Strongest storm in decades set to hit Alaska with coastal flooding, high winds

A powerful extratropical cyclone is expected to blast the western coast of Alaska starting Friday night — bringing potential perils from a storm surge that threatens to top out at 18 feet and gusts that will reach up to 90 mph.

“There hasn’t been a September storm this strong in the northern Bering Sea region in the past 70 years,” tweeted Rick Thoman, a climate specialist at the University of Alaska-Fairbanks.
Threats of high winds and coastal flooding

As the powerhouse system approaches Alaska late Friday, roaring south-to-southwesterly winds will slam the state’s west coast. Late Friday morning, winds were already gusting over 60 mph in the Pribilof Islands in the Bering Sea, which are about 300 miles west of mainland Alaska.

Massive amounts of water, shoved north by the high winds, will slosh ashore, raising the ocean as much as a dozen feet and battering vulnerable coastal communities with severe erosion.
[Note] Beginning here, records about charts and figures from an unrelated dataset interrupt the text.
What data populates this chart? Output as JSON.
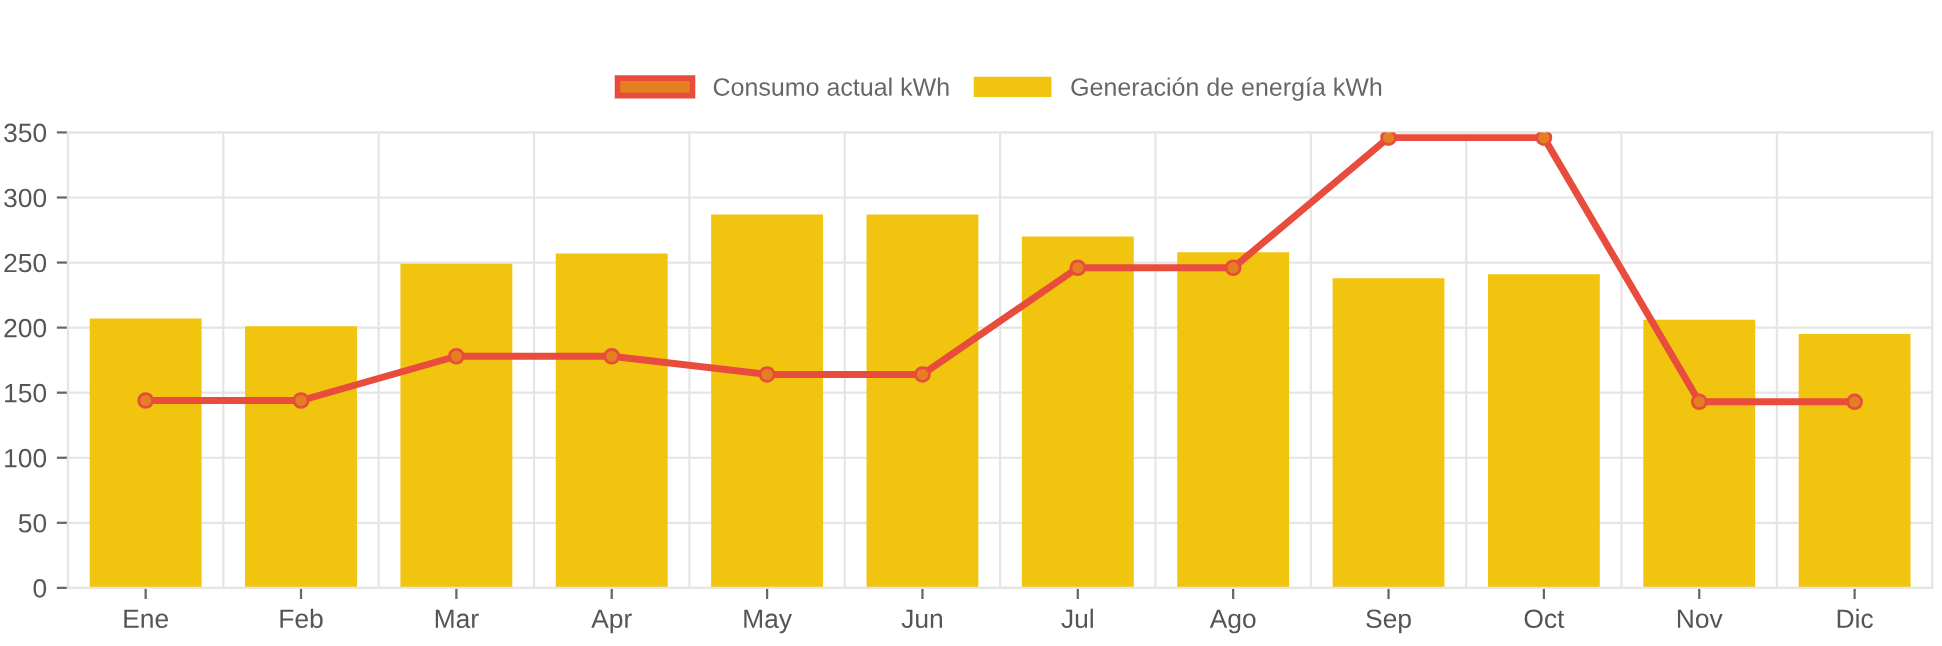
{
  "chart_data": {
    "type": "bar",
    "categories": [
      "Ene",
      "Feb",
      "Mar",
      "Apr",
      "May",
      "Jun",
      "Jul",
      "Ago",
      "Sep",
      "Oct",
      "Nov",
      "Dic"
    ],
    "series": [
      {
        "name": "Consumo actual kWh",
        "type": "line",
        "color": "#e74c3c",
        "values": [
          144,
          144,
          178,
          178,
          164,
          164,
          246,
          246,
          346,
          346,
          143,
          143
        ]
      },
      {
        "name": "Generación de energía kWh",
        "color": "#f1c40f",
        "values": [
          207,
          201,
          249,
          257,
          287,
          287,
          270,
          258,
          238,
          241,
          206,
          195
        ]
      }
    ],
    "ylim": [
      0,
      350
    ],
    "yticks": [
      0,
      50,
      100,
      150,
      200,
      250,
      300,
      350
    ],
    "grid": true,
    "legend": "top",
    "marker": "circle",
    "line_style": "solid"
  }
}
The storm will probably stall just offshore the Seward Peninsula over the weekend, continuing to push the Pacific toward Alaska’s vulnerable coastline.
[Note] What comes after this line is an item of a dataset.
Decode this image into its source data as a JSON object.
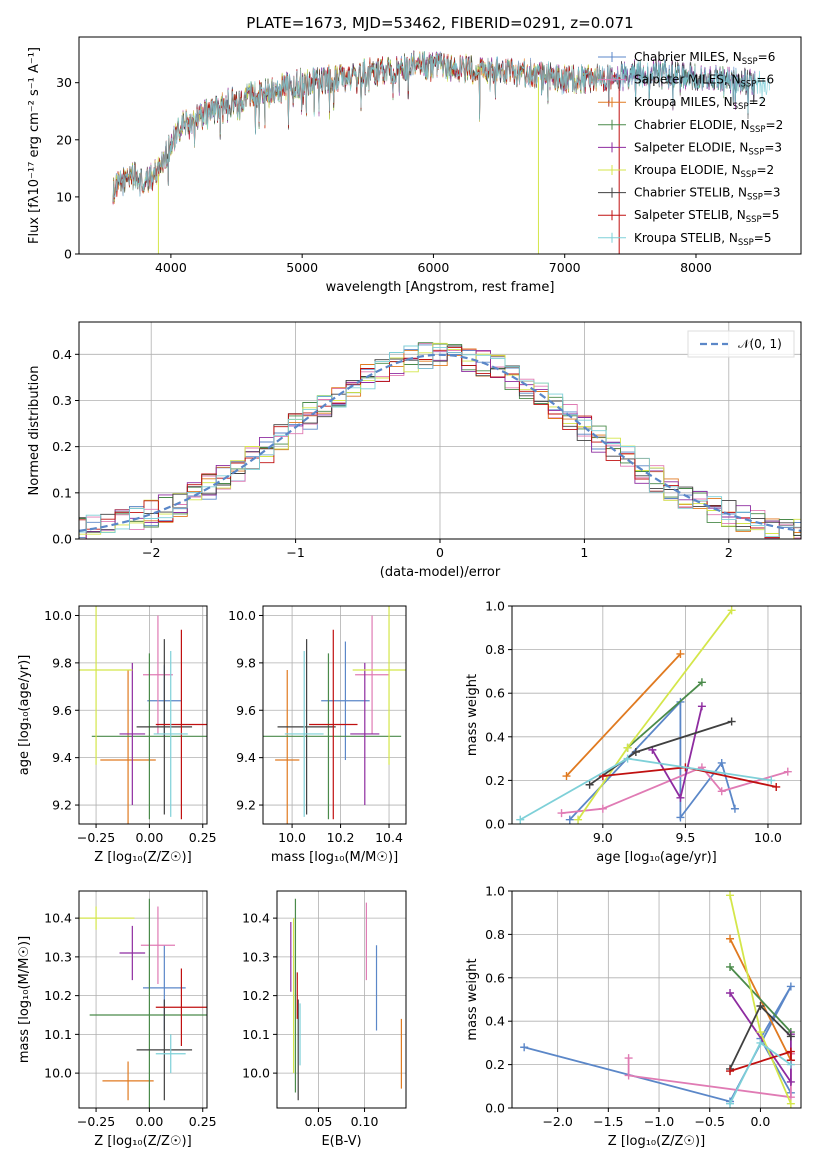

“The duration of the high water is quite a bit longer than we often see, so that will lead to a longer duration of high impact surge and waves pounding the coastline,” Ed Plumb, a senior service hydrologist at the National Weather Service’s Fairbanks office, told The Washington Post.

Coastal flood warnings and high wind warnings have been issued, both remaining in effect until late Saturday evening, while storm warnings have been hoisted at sea to warn mariners of extremely dangerous conditions.